Segundo o coordenador, a única diretriz com a qual a PIC vem trabalhando desde que as investigações começaram, há menos de um mês, é a do vazamento de interceptações telefônicas, autorizadas pela Justiça, de dentro da Sercomtel. Em outubro, a prisão do suposto detetive Paulo Rodrigues originou as diligências da Promotoria, já que com ele foram encontradas contas detalhadas do prefeito e do secretário municipal de Obras e Pavimentação, Aloysio Crescentini de Freitas, além de outros documentos licitatórios sigilosos.
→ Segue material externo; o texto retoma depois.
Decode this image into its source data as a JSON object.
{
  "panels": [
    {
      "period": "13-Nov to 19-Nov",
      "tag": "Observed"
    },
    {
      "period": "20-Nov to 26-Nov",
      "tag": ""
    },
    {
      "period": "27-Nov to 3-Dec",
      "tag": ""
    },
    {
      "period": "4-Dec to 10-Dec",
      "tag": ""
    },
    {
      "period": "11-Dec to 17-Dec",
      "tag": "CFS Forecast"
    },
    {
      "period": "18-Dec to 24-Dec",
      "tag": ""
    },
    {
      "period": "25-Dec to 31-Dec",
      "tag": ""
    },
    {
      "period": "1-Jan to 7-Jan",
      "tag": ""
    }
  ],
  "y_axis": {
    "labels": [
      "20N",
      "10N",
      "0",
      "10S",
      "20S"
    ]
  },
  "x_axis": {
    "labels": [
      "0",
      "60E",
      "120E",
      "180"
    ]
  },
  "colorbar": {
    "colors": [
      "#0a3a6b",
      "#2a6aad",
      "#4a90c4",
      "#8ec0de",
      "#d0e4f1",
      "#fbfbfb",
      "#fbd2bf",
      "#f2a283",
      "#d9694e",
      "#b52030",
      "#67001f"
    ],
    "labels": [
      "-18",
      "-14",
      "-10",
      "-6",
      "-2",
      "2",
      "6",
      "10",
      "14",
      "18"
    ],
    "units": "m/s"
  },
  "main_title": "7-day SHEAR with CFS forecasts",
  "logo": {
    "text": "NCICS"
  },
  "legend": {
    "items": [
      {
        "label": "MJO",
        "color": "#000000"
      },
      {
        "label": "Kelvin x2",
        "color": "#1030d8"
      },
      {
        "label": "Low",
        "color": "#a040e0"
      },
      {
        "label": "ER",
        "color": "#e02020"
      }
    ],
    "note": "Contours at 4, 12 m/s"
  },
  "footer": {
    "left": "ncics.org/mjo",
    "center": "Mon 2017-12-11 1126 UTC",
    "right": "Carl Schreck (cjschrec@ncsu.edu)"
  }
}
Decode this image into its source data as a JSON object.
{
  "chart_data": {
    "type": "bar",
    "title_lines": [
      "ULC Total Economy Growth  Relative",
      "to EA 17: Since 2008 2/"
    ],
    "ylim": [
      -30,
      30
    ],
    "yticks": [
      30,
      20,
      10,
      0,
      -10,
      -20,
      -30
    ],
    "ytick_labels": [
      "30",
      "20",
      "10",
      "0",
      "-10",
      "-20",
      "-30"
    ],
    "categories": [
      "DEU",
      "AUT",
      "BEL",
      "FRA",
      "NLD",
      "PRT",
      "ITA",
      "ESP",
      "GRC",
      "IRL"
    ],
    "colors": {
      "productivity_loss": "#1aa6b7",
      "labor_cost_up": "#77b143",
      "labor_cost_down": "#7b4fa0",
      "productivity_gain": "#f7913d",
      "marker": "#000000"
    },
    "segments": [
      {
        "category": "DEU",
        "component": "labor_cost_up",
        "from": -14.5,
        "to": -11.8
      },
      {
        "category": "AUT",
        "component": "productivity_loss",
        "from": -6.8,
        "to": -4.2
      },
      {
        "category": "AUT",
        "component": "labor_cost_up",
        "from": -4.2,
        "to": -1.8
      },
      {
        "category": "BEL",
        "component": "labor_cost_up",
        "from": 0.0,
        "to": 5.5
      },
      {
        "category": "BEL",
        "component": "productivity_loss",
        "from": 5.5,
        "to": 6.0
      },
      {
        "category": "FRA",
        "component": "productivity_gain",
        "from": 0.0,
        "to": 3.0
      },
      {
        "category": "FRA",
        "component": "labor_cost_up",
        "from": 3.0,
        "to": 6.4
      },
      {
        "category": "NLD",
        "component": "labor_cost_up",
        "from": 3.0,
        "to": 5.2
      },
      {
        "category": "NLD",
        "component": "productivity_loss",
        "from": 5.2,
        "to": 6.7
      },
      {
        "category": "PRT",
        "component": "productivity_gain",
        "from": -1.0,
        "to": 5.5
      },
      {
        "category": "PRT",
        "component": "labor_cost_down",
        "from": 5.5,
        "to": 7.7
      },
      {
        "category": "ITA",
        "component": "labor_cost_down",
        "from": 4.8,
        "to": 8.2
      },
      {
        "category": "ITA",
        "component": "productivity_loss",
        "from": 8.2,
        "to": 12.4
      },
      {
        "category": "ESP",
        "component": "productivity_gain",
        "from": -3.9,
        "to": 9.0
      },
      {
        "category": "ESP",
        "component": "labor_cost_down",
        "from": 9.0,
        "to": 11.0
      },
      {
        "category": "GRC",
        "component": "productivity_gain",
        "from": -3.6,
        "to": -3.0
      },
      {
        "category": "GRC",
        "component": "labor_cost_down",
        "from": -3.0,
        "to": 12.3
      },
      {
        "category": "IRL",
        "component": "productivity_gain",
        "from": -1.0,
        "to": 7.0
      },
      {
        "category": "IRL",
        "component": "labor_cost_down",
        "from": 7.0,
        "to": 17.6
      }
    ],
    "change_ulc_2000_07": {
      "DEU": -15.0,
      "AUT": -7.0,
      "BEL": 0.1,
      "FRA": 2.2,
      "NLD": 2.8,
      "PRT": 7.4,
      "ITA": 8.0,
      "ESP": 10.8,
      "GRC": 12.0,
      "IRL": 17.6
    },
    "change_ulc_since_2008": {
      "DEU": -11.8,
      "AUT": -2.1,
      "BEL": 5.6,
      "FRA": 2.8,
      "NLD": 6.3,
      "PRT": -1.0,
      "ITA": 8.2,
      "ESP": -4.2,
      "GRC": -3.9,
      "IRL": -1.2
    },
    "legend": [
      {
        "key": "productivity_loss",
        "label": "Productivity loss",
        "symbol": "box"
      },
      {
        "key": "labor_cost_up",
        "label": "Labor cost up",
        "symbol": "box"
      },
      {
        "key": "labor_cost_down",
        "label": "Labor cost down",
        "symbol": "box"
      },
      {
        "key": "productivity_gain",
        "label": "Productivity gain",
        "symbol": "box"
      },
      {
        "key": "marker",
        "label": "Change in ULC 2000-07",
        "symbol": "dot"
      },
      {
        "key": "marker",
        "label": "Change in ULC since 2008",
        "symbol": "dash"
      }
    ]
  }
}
''Não temos notícias de apurações paralelas à nossa; por enquanto, estamos só em período de análise do que foi levantado'', declarou Batisti, referindo-se aos depoimentos tomados de funcionários da Sercomtel sobre a forma como é feito o trânsito desse tipo de informação internamente. ''Queremos saber ao certo qual o caminho dessas interceptações, como ele é organizado'', destacou o promotor, que não quis comentar se os funcionários ouvidos são ou não do alto escalão da telefônica londrinense.
Por outro lado, uma fonte ligada à Sercomtel garantiu ontem à reportagem que a empresa está, sim, apurando a possibilidade de grampo pelo menos no telefone do prefeito. Ao mesmo tempo, outra pessoa que não quis se identificar informou que uma funcionária ligada à diretoria teria inclusive sido presa pela venda dessas interceptações. Batisti negou. ''Tratam-se de especulações'', resumiu.
Indiciado em outubro por porte de arma, o suposto araponga Paulo Rodrigues não tinha ontem mais nenhum registro de ação na 4 Vara Criminal de Londrina, a despeito do informado pela própria PIC. Anteontem, um atendente do local, no Fórum, havia dito à Folha que Rodrigues teve o processo em questão arquivado. Ontem, funcionários do cartório e do setor de Distribuição negaram a existência de qualquer ação em que ele fosse parte.